Reviews
Briefing: X-registry
- By Mike Gunderloy
- May 17, 2004
X-registry
starting at $35,000
Infravio
Cupertino, California
(877) 246-3728
www.infravio.com
X-registry is a new product from Infravio designed to help companies
with a portfolio of Web services manage them all. It's designed to
create an online "marketplace" of Web services for an intranet or
extranet, and to help people navigate through available offerings and
effectively consume them. It also ties into Infravio's other software
(and into their partnership with NetIQ) as a part of an overall Web
services management solution.
X-registry consolidates data from multiple UDDI and ebXML registries to
form a single federated registry that knows how to forward results.
Users can use a browser interface to see and test available Web
services, and to set up "contracts" (another Infravio concept) to use
those Web services in a particular way. X-registry also enables a
two-way information flow so that consumers of Web services also talk to
the providers. This lets X-registry handle things like versioning and
authorization based on information about consumers.

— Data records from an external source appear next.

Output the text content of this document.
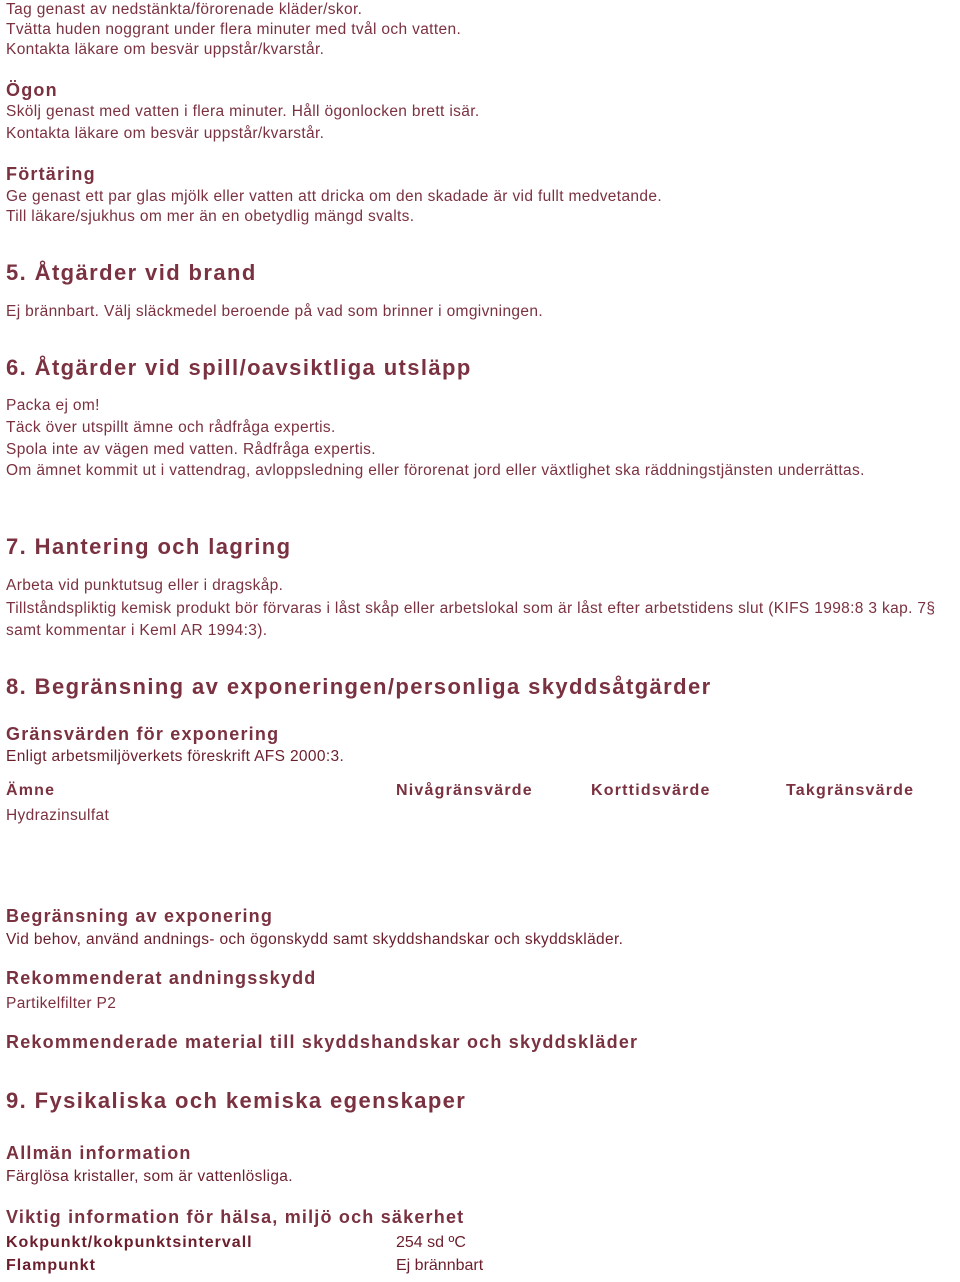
Tag genast av nedstänkta/förorenade kläder/skor.
Tvätta huden noggrant under flera minuter med tvål och vatten.
Kontakta läkare om besvär uppstår/kvarstår.
Ögon
Skölj genast med vatten i flera minuter. Håll ögonlocken brett isär.
Kontakta läkare om besvär uppstår/kvarstår.
Förtäring
Ge genast ett par glas mjölk eller vatten att dricka om den skadade är vid fullt medvetande.
Till läkare/sjukhus om mer än en obetydlig mängd svalts.
5. Åtgärder vid brand
Ej brännbart. Välj släckmedel beroende på vad som brinner i omgivningen.
6. Åtgärder vid spill/oavsiktliga utsläpp
Packa ej om!
Täck över utspillt ämne och rådfråga expertis.
Spola inte av vägen med vatten. Rådfråga expertis.
Om ämnet kommit ut i vattendrag, avloppsledning eller förorenat jord eller växtlighet ska räddningstjänsten underrättas.
7. Hantering och lagring
Arbeta vid punktutsug eller i dragskåp.
Tillståndspliktig kemisk produkt bör förvaras i låst skåp eller arbetslokal som är låst efter arbetstidens slut (KIFS 1998:8 3 kap. 7§ samt kommentar i KemI AR 1994:3).
8. Begränsning av exponeringen/personliga skyddsåtgärder
Gränsvärden för exponering
Enligt arbetsmiljöverkets föreskrift AFS 2000:3.
Ämne	Nivågränsvärde	Korttidsvärde	Takgränsvärde
Hydrazinsulfat
Begränsning av exponering
Vid behov, använd andnings- och ögonskydd samt skyddshandskar och skyddskläder.
Rekommenderat andningsskydd
Partikelfilter P2
Rekommenderade material till skyddshandskar och skyddskläder
9. Fysikaliska och kemiska egenskaper
Allmän information
Färglösa kristaller, som är vattenlösliga.
Viktig information för hälsa, miljö och säkerhet
Kokpunkt/kokpunktsintervall	254 sd ºC
Flampunkt	Ej brännbart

X-registry is aimed at both technical and business users. It lets you
test the Web services in the browser interface, and it's smart enough to
understand the relationship between multiple services (ie, if you want
to use service A you must also use services B and C in your
application). The metadata in the repository is extensible beyond that
supported by UDDI and ebXML, so you can customize X-registry to your own
needs (and the Infravio people tell me that most installations include
customization work). It's being used today in large companies including
Sabre and Providence Healthcare, and apparently doing them a world of
good. If your company is buying into Web services as the wave of the
future, you ought to check out Infravio's offerings.
About the Author
Mike Gunderloy has been developing software for a quarter-century now, and writing about it for nearly as long. He walked away from a .NET development career in 2006 and has been a happy Rails user ever since. Mike blogs at A Fresh Cup.